A new dawn for ground gas monitoring in Scotland
Updated: Dec 2, 2021
GGS Scotland is launching at a really interesting and exciting time for all those involved in the ground gas sector. Managing hazardous gases in the ground and in the air has long played an important role in the management of existing industries and the planning of new developments.
The coming few years will present some fascinating challenges and opportunities. And we're going to explore just a few of these in this blog.
Housing development & vacant land
While the Covid pandemic may have temporarily delayed the commencement and construction of housing developments across the country, the need for additional housing, particularly social housing, remains acute in many areas. On-going Government focus on derelict and vacant land is likely to see many more such housing developments proposed on challenging sites.
Accurate and cost-effective characterisation of ground gas risk at such sites will be critical in helping to unlock urgently needed new housing across the country.
Coupled with the increasing need for additional housing, as a sector we'll need to keep our eyes on the legacy of the Gorebridge incident. While this is (and always has been) some really good practice on mines gas risk assessment, there remains far to many risk assessments which are superficial and generic in nature.
While local authorities are rightly requiring ever more detailed assessments to support residential development on sites affected by former mining, it feels like there is more that we need to do as a sector. We need to ensure our risk assessments are robust and appropriately detailed whenever the potential for credible mines gas risks are suspected.

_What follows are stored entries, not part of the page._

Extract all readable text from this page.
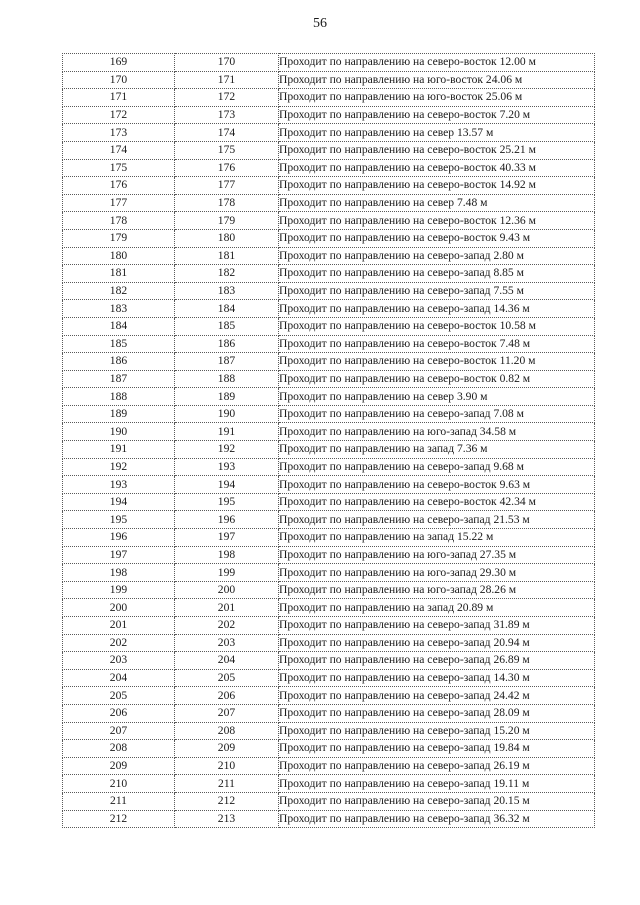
56
169	170	Проходит по направлению на северо-восток 12.00 м
170	171	Проходит по направлению на юго-восток 24.06 м
171	172	Проходит по направлению на юго-восток 25.06 м
172	173	Проходит по направлению на северо-восток 7.20 м
173	174	Проходит по направлению на север 13.57 м
174	175	Проходит по направлению на северо-восток 25.21 м
175	176	Проходит по направлению на северо-восток 40.33 м
176	177	Проходит по направлению на северо-восток 14.92 м
177	178	Проходит по направлению на север 7.48 м
178	179	Проходит по направлению на северо-восток 12.36 м
179	180	Проходит по направлению на северо-восток 9.43 м
180	181	Проходит по направлению на северо-запад 2.80 м
181	182	Проходит по направлению на северо-запад 8.85 м
182	183	Проходит по направлению на северо-запад 7.55 м
183	184	Проходит по направлению на северо-запад 14.36 м
184	185	Проходит по направлению на северо-восток 10.58 м
185	186	Проходит по направлению на северо-восток 7.48 м
186	187	Проходит по направлению на северо-восток 11.20 м
187	188	Проходит по направлению на северо-восток 0.82 м
188	189	Проходит по направлению на север 3.90 м
189	190	Проходит по направлению на северо-запад 7.08 м
190	191	Проходит по направлению на юго-запад 34.58 м
191	192	Проходит по направлению на запад 7.36 м
192	193	Проходит по направлению на северо-запад 9.68 м
193	194	Проходит по направлению на северо-восток 9.63 м
194	195	Проходит по направлению на северо-восток 42.34 м
195	196	Проходит по направлению на северо-запад 21.53 м
196	197	Проходит по направлению на запад 15.22 м
197	198	Проходит по направлению на юго-запад 27.35 м
198	199	Проходит по направлению на юго-запад 29.30 м
199	200	Проходит по направлению на юго-запад 28.26 м
200	201	Проходит по направлению на запад 20.89 м
201	202	Проходит по направлению на северо-запад 31.89 м
202	203	Проходит по направлению на северо-запад 20.94 м
203	204	Проходит по направлению на северо-запад 26.89 м
204	205	Проходит по направлению на северо-запад 14.30 м
205	206	Проходит по направлению на северо-запад 24.42 м
206	207	Проходит по направлению на северо-запад 28.09 м
207	208	Проходит по направлению на северо-запад 15.20 м
208	209	Проходит по направлению на северо-запад 19.84 м
209	210	Проходит по направлению на северо-запад 26.19 м
210	211	Проходит по направлению на северо-запад 19.11 м
211	212	Проходит по направлению на северо-запад 20.15 м
212	213	Проходит по направлению на северо-запад 36.32 м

Looking further forward, Scotland is fortunate to be hosting one of the earliest trials of domestic hydrogen supply for heating and cooking.
SGN's H100 trial hydrogen grid in Buckhaven may well provide a template for de-carbonising domestic heating my mid-decade.
While the greenhouse gas emissions reduction of such technologies is obvious, it remains to be seen how timely leak detection hydrogen, both within homes and the wider distribution network, will be managed. Due to hydrogen's particular properties, this topic will doubtless provide interesting technical challenges in the coming years.
Of course, underpinning all developments, and indeed our own activities is the growing emergency that is climate change.
Along with it's many broader impacts, climate change will impact on the ground gas sector in a multitude of ways, some of which we can't fully appreciate the implications of.
At GGS Scotland, we will remain alert to these changes and will adapt and change how we undertake ground gas risk assessment at these impacts become better understood. In the meantime, we firmly believe that climate change is everybody's problem. And for our part, we will continue to scrutinise every part of our operations and avail of every practical opportunity to reduce our carbon footprint. We'll have some exciting announcements on this front in the months ahead, so keep an eye out.
All in all, GGS Scotland is launching at a fascinating time for the ground gas sector!